Капитан сердито подумал:
«Вот он, попутный-то ветер».
Пассажиров на «Мысовой» находилось восемь человек. Командированный из Ленинграда для изучения Байкала профессор с своей собакой, четверо вузовцев, длинноусый старик, богатый бурят, толстый, важный и неподвижный, как статуя Будды, и путешествующий англичанин, недавно вернувшийся из поездки в Уpгy, который все время что-то записывал себе в книжку. Разговор поддерживал старик, очень словоохотливый и, видимо, хорошо знавший Сибирь.
— Вы коренной байкалец?
— Нет, мы российские, дальние… Услыхали, что за Байкалом бабы коромыслом соболей бьют, ну, и набежали. Да и прижились здесь. Двадцать восемь лет тут болтаюсь. Старинные жители на Байкале: чорт, медведь да бурят. Хе-хе-хе-хе! Одна братва.
Старик покрутил длинные седые усы, поглядел на бурята и стал рассказывать о своих приключениях.
Трудно было только разобрать временами, старик ли любил приврать, или же сибирская быль так походила на фантазию.
«… Таким-то вот манером! и пришлось мне из мещан сделаться сибирским поселенцем, да еще беспаспортным. Взял меня к себе в работники богатый чалдон. А паспорт я, грит, тебе справлю, не твоя забота. Купил у писаря в волости мне паспорт, и стал я поселенец Ефим Лапша, Смоленской губернии, а уезда какого, уж не помню. Паспорт старый, что называется „на ять“. А до меня еще какой-то поселенец по нему жил. Только попали мы о паспортом в беду. Приезжает однажды становой.
— Хозяин, я около твоей заимки проезжал, сто рублей обронил. Пошли-ка твоего работника, пусть поищет.
Ну, значит, дать сотенную надо.

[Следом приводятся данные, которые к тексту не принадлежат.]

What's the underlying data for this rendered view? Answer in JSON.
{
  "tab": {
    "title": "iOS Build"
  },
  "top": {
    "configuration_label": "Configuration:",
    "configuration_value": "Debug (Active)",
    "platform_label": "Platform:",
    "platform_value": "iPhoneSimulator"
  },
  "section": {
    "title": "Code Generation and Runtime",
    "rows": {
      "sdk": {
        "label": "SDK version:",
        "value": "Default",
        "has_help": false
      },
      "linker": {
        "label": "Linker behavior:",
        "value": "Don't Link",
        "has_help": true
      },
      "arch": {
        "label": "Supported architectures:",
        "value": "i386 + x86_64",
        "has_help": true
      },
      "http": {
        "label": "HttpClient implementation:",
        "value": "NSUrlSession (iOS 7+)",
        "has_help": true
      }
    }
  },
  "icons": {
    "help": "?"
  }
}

А хозяин на дыбы, — паспорт справный, за что платить сто целковых?
— Нет ваших ста рублей, смотрел. Верно обознались, в другом месте где обронили.
— Как в другом? Я! Обознался? — позеленел становой от злости. — Позови-ка работника, что искал.
Позвали меня.
— Ну-ка, сахар, подойди поближе! — Схватил меня, подлец, за усы. — Как тебя зовут?
— Ефим Лапша.
— Где твой билет?
Подал я… Посмотрел он, и, вижу, затрясло его всего, хохочет… Так хохочет, аж складки по морде пошли. А морда толстая, как у сома. Даже на стол лег, завизжал по-свинячьи. Хозяин за водой побежал.
— Сколько тебе лет, мерзавец?
— Вам виднее, вы человек грамотный. В паспорте прописано.
— Так ты Ефим Лапша?
— Я.
— Ах ты, старый хрен! И ты до сих пор жив?
— Как видите. — А сам думаю: „С чего он меня старым хреном величает?“. Мне в ту пору под сорок было, седого волоса не видать.
— И работаешь, говоришь, ничего?
— Ничего, работаю. Отчего мне не работать?
— Ты, чай, глух, слеп.
— Нет, здоров и за зверем в лесу хожу, — удивляюсь я.